Pedro era un discípulo muy impulsivo. Amaba mucho al Señor y a menudo lo había demostrado. Confiaba en su valentía; afirmó que estaba dispuesto a ir con su maestro no solo a la cárcel, sino también hasta la muerte (Lucas 22:33). Pero los acontecimientos se precipitaron, Jesús fue detenido y llevado al tribunal. Pedro dudó, siguió a Jesús de lejos, entró en el patio del tribunal, se calentó cerca del fuego con los guardias; allí lo reconocieron y le hicieron preguntas. Entonces, en muy poco tiempo, negó a Jesús tres veces consecutivas: “Comenzó a maldecir, y a jurar: No conozco a este hombre de quien habláis” (Marcos 14:71). El Señor se dio la vuelta y miró a Pedro… ¿Qué había en esa mirada? No había enojo, pero sí tristeza, y sobre todo compasión. Entonces Pedro recordó lo que Jesús le había dicho: “me negarás”, y lloró amargamente. Un poco más tarde Jesús tuvo una conversación privada con él (Lucas 24:34); luego tuvo otra en público para renovarle su confianza y liberarlo de ese mal recuerdo (Juan 21:15-19).

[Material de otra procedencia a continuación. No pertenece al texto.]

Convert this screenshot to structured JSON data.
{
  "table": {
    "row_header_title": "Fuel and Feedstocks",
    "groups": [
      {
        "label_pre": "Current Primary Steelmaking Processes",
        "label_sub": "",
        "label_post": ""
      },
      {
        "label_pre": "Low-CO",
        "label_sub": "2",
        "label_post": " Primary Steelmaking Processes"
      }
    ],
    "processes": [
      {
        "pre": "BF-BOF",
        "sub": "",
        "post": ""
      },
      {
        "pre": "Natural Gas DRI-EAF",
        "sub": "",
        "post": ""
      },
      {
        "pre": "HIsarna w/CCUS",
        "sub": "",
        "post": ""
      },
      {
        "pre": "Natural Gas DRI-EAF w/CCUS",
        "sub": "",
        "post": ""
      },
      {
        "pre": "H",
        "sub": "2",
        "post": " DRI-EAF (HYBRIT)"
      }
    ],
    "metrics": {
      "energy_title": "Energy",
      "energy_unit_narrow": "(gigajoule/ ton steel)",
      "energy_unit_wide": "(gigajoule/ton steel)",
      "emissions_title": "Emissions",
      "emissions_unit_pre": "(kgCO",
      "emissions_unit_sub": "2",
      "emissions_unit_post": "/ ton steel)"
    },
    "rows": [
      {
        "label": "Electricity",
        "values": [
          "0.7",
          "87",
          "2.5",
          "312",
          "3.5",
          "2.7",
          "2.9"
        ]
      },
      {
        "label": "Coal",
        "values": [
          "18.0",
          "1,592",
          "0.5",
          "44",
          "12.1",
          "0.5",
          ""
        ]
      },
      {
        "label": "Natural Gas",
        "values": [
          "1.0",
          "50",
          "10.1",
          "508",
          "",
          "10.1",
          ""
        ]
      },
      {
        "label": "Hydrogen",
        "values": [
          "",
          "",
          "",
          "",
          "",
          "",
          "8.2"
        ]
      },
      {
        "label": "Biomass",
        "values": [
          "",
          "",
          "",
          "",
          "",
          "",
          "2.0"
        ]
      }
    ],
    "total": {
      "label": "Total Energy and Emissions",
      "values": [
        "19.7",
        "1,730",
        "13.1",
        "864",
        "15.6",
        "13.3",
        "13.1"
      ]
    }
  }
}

¡Cuántas veces me parezco a Pedro! Amo al Señor y me gustaría hacer grandes cosas para él; pero cuando se presenta una conversación con gente que no conoce a Dios, no me atrevo a decir abiertamente que soy cristiano, por temor a la reacción de mis interlocutores. Luego me siento incómodo con mi Salvador, consciente de haberlo negado por medio de mis silencios, mis compromisos con el mundo. ¿Quién me consuela entonces? Sé que Jesús me ama, busca mi mirada y me dice: ¡Te amo igual, morí por ti y no te abandonaré! ¡Vuelve!